In the morality of my station and duties (i.e., of the moral code) the station presents us with the duty, and we say yes or no, “I will” or “I will not.” We choose between obeying or disobeying a given command. In the morality of challenge of grace, the situation says, “Here is a mess, a crying evil, a need! What can you do about it?” We are asked not to say “Yes” or “No” or “I will” or “I will not,” but to be inventive, to create, to discover something new. The difference between ordinary people and saints is not that saints fulfill the plain duties that ordinary men neglect. The things saints do have not usually occurred to ordinary people at all… “Gracious” conduct is somehow like the work of an artist. It needs imagination and spontaneity. It is not a choice between presented alternatives but the creation of something new.

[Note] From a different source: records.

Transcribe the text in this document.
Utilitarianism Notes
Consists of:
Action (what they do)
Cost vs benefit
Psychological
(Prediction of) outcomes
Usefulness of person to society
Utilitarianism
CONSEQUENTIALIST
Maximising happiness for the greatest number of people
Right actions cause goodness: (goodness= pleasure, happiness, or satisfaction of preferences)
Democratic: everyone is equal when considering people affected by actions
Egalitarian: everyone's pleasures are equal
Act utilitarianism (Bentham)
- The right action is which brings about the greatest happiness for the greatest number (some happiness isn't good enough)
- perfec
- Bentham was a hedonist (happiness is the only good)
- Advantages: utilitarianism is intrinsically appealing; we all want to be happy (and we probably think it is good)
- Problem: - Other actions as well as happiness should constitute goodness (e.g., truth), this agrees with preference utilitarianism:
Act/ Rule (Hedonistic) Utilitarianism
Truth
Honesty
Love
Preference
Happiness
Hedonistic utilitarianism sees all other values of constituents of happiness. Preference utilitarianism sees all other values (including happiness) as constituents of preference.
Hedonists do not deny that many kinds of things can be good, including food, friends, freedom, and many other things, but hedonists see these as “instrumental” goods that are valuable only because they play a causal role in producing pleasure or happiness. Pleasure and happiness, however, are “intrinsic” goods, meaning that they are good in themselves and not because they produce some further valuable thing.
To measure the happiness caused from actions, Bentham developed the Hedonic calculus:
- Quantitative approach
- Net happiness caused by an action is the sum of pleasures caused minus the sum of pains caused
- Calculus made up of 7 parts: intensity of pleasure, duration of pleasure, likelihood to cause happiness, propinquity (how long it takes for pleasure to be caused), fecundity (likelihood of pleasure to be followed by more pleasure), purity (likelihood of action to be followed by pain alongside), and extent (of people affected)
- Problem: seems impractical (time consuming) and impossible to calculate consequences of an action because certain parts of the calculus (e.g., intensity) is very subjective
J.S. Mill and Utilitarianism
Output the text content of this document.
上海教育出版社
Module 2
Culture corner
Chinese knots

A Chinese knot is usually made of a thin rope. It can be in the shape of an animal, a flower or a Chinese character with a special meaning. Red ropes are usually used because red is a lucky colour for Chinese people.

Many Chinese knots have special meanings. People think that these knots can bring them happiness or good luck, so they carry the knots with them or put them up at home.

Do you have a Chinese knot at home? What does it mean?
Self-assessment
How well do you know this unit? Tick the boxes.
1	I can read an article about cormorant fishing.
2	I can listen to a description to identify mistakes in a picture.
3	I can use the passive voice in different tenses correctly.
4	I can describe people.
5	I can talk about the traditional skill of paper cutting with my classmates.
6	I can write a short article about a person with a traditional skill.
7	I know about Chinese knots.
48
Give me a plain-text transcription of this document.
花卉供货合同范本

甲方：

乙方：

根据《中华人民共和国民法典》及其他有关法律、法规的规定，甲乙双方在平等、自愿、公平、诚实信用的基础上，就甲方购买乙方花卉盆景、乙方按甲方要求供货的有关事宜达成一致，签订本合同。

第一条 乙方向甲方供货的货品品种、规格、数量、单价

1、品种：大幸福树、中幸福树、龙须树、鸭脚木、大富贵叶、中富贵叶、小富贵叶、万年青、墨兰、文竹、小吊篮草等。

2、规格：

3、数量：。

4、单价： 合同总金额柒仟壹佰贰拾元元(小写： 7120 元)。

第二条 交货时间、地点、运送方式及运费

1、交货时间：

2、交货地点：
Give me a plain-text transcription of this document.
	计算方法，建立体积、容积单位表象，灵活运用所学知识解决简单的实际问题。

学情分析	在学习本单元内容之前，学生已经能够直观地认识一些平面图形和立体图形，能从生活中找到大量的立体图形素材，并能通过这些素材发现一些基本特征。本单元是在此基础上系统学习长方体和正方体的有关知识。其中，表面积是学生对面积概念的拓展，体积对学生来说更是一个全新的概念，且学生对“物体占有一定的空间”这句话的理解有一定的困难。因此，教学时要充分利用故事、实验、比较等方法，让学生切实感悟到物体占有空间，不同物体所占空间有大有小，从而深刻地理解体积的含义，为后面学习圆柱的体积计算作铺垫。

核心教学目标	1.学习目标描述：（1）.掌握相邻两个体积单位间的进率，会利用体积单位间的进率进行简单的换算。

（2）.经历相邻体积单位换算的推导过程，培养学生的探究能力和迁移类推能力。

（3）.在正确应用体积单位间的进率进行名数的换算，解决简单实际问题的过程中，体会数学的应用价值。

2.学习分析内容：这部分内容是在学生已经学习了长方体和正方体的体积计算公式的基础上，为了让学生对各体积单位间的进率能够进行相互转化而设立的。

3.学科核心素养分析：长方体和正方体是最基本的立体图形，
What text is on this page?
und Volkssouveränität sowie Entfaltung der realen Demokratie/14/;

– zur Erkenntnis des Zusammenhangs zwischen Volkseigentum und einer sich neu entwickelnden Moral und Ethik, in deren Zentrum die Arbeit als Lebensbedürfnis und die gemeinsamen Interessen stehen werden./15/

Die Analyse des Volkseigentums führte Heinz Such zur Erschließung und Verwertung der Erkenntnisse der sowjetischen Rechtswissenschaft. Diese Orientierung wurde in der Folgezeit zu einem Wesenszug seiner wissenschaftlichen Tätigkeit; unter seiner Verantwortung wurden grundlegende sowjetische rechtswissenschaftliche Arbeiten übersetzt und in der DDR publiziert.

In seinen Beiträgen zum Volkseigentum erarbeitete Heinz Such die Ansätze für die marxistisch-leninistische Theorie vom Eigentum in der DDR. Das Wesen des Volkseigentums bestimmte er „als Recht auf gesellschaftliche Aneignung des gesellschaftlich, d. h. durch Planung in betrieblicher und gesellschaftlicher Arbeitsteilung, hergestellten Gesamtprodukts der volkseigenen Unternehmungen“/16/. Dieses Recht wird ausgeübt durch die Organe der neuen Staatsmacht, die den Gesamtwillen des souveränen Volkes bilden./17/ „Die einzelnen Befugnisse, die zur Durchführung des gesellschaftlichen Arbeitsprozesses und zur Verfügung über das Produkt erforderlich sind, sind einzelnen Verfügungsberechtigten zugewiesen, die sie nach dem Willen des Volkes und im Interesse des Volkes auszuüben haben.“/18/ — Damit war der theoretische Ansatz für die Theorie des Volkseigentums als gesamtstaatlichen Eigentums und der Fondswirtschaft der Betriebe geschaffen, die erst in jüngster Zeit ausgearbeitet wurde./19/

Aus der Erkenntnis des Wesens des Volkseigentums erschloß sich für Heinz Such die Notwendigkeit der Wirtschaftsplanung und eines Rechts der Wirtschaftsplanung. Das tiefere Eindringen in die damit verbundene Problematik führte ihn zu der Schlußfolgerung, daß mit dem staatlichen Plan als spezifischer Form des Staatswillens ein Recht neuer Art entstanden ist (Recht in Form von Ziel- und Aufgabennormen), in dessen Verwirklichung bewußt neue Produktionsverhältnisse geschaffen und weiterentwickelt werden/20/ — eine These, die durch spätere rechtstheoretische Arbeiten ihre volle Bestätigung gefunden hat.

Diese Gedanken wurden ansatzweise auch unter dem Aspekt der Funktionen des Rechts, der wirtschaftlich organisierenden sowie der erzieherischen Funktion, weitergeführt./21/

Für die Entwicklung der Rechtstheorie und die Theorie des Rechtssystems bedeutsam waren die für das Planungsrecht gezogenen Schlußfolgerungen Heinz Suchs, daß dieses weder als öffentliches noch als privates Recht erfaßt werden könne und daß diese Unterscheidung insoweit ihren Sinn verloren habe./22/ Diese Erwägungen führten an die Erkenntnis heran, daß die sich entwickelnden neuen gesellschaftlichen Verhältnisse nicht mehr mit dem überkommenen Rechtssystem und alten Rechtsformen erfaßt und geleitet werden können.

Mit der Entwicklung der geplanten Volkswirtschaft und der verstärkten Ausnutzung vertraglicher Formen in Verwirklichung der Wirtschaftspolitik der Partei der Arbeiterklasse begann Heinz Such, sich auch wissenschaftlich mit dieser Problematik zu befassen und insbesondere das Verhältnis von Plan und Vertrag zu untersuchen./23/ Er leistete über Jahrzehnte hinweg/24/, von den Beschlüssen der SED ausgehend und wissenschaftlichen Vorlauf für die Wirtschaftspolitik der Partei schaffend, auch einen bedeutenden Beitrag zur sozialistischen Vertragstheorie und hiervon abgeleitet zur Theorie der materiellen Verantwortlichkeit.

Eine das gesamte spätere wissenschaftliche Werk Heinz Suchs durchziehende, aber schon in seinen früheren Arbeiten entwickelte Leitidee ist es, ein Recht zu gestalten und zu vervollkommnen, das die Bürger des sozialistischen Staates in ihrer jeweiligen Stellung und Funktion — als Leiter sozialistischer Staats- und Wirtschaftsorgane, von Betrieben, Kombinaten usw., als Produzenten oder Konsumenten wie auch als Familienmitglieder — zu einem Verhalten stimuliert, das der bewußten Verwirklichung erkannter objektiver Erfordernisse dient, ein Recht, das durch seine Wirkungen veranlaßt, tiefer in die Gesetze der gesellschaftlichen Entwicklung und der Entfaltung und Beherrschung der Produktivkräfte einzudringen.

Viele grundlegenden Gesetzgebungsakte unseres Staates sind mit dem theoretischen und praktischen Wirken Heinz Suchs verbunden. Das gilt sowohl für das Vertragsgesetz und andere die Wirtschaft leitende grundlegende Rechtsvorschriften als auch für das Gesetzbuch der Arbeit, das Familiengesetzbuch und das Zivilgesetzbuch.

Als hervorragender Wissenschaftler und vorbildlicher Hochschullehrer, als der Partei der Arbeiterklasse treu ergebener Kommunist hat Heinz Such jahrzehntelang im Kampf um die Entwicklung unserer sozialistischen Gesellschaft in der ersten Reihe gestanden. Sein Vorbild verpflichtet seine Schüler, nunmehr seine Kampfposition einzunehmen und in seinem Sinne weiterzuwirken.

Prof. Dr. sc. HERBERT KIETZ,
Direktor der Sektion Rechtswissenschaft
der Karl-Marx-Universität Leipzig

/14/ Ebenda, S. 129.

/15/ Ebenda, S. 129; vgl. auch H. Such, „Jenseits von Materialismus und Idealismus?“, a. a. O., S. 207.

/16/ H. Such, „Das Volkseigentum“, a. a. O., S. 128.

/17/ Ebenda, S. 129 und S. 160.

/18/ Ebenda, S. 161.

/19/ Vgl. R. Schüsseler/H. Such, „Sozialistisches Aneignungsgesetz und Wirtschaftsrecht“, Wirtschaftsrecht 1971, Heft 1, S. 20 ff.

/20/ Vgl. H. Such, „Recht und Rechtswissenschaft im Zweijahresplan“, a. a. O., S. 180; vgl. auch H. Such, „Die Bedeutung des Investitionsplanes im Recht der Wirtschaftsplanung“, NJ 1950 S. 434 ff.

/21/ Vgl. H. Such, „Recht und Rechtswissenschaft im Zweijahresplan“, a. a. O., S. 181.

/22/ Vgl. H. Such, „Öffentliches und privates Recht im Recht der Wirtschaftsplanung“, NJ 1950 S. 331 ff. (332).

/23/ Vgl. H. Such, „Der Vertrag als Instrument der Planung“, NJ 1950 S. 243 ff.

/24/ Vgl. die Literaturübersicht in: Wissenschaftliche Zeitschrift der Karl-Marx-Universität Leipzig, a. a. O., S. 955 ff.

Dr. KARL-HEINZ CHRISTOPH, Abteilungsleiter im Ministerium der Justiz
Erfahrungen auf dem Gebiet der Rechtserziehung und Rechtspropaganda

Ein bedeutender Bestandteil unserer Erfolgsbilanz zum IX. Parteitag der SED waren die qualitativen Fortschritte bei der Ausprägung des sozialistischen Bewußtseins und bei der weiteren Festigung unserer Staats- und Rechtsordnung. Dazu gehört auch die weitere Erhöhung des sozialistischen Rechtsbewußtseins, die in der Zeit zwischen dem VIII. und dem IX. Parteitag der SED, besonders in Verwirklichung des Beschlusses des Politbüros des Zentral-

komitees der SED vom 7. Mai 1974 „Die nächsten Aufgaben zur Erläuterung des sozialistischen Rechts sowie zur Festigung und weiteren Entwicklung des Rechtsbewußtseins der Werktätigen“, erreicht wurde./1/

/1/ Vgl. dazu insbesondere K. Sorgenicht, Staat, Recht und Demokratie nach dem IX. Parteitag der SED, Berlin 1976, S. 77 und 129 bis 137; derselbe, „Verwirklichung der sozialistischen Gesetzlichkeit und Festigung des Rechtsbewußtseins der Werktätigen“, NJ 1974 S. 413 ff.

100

-Dorothy Sayers, from the essay Problem Picture
What a fabulous passage. Take a moment to read that again if you can.
The saint imitates Christ. But he or she does so not in being imitative, but strikingly original. They are not using a measuring rod to compare their work to others or to derive their work from others. They are hopelessly lost in their subject and it becomes their joy to give themselves to it’s nurture. St. Patrick did not pray on the hill a thousand times in a cold and calculating manner. Mother Teresa of Calcutta did not closely study other hospice programs to hone her methods. These were discovering something new, just like a true artist.